必要な用紙は労働基準監督署に備え付けてあります。 ロ 事実上の倒産

(中小企業について、事業活動が停止し、再開する見込みがなく、賃金支払能力がない場合)

この場合は、労働基準監督署長の認定が必要ですので、労働基準監督署に認定の申請を行って下さい。 (2) 労働者が、倒産について裁判所への申立て等(法律上の倒産の場合)又は労働基準監督署への認定申請(事実上の倒産の場合)が行われた日の6か月前の日から2年の間に退職した者であること

労働者は、未払賃金の額等について、法律上の倒産の場合には破産管財人等による証明を、事実上の倒産の場合には労働基準監督署長による確認を受けたうえで、独立行政法人労働者健康安全機構に立替払の請求を行いますが、これは破産手続開始の決定等がなされた日又は監督署長による認定日から2年以内に行う必要があります。

厚生労働省ホームページ:http://www.mhlw.go.jp/stf/seisakunitsuite/bunya/koyou_roudou/roudoukijun/shinsai_rousaihoshouseido/tatekae/index.html

上記のように定められています。

なお、ボーナスは未払い賃金に含まれず、総額が2万円みまんの場合も対象となりません。
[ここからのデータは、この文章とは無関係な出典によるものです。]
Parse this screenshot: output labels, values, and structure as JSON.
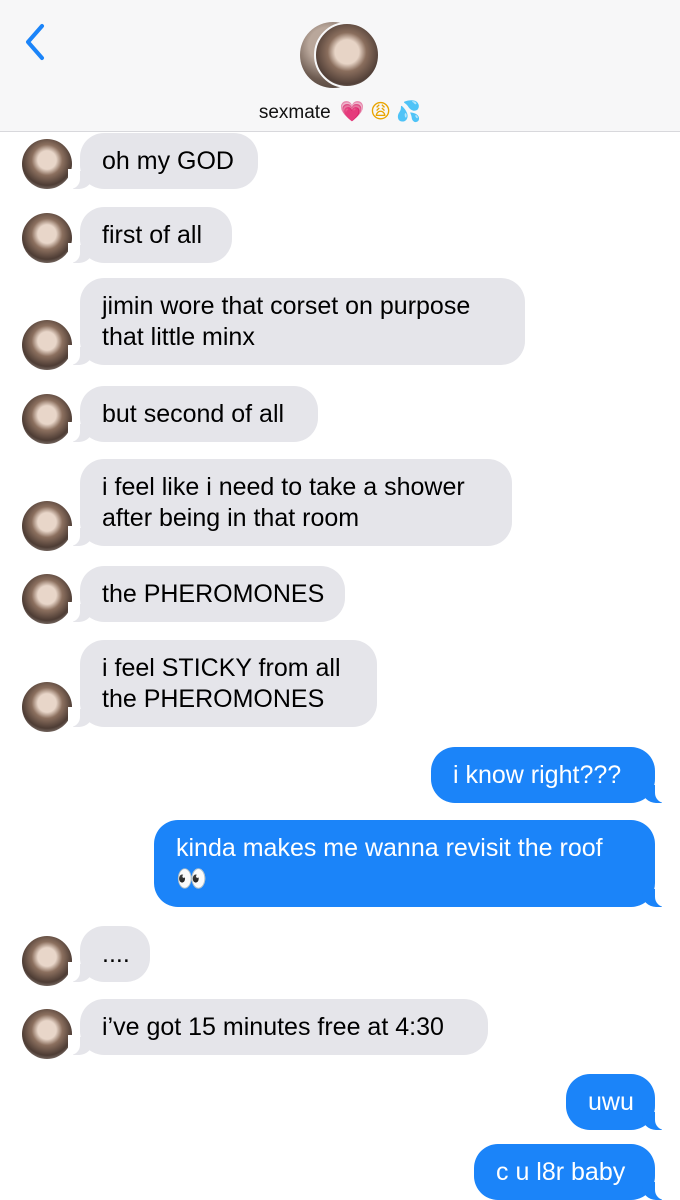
{
  "header": {
    "back_icon": "chevron-left-icon",
    "contact_name": "sexmate",
    "name_emojis": [
      "💗",
      "😩",
      "💦"
    ]
  },
  "messages": [
    {
      "from": "them",
      "lines": [
        "oh my GOD"
      ]
    },
    {
      "from": "them",
      "lines": [
        "first of all"
      ]
    },
    {
      "from": "them",
      "lines": [
        "jimin wore that corset on purpose",
        "that little minx"
      ]
    },
    {
      "from": "them",
      "lines": [
        "but second of all"
      ]
    },
    {
      "from": "them",
      "lines": [
        "i feel like i need to take a shower",
        "after being in that room"
      ]
    },
    {
      "from": "them",
      "lines": [
        "the PHEROMONES"
      ]
    },
    {
      "from": "them",
      "lines": [
        "i feel STICKY from all",
        "the PHEROMONES"
      ]
    },
    {
      "from": "me",
      "lines": [
        "i know right???"
      ]
    },
    {
      "from": "me",
      "lines": [
        "kinda makes me wanna revisit the roof",
        "👀"
      ]
    },
    {
      "from": "them",
      "lines": [
        "...."
      ]
    },
    {
      "from": "them",
      "lines": [
        "i’ve got 15 minutes free at 4:30"
      ]
    },
    {
      "from": "me",
      "lines": [
        "uwu"
      ]
    },
    {
      "from": "me",
      "lines": [
        "c u l8r baby"
      ]
    }
  ],
  "colors": {
    "incoming_bubble": "#e5e5ea",
    "outgoing_bubble": "#1b84f9",
    "accent": "#1b84f9"
  }
}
また、立替払いの金額は未払い賃金の8割な上に、退職金の場合は支払い制限もあります。

具体的には、退職時の年齢に応じて88万円~296万円の範囲で上限が設けられます。

そのため、勤続年数が多く、貢献度の高い人程に、本来貰える退職金が大幅に減ってしまう可能性があります。

それでも、国が立替てくれるだけマシと言えますが、やはり将来設計に大きなダメージを与えることは推測する事ができます。

会社の倒産も一つの可能性として働く

会社によっては、給料・退職金が支払うことができる段階で、倒産してくれるような会社もありますが、すっからかんで夜逃げする経営者もいます。

そのため、

「業績が悪くなっているが倒産はしないだろう」

と楽観的に働くことはオススメしません。特に中小企業の場合は、景気の浮き沈みによる影響を受けやすいです。

そのため、会社側に体力がある内に退職金を貰って転職することが求められる事態もあります。

見極めは非常に難しいですが、会社と一蓮托生の働き方をしていると、どうしても倒産時のリスクは高くなります。

そのため、会社の状況の変化に敏感になり、いざという時に再就職・転職に困らないように資格取得、経験による成長を忘れないようにしましょう。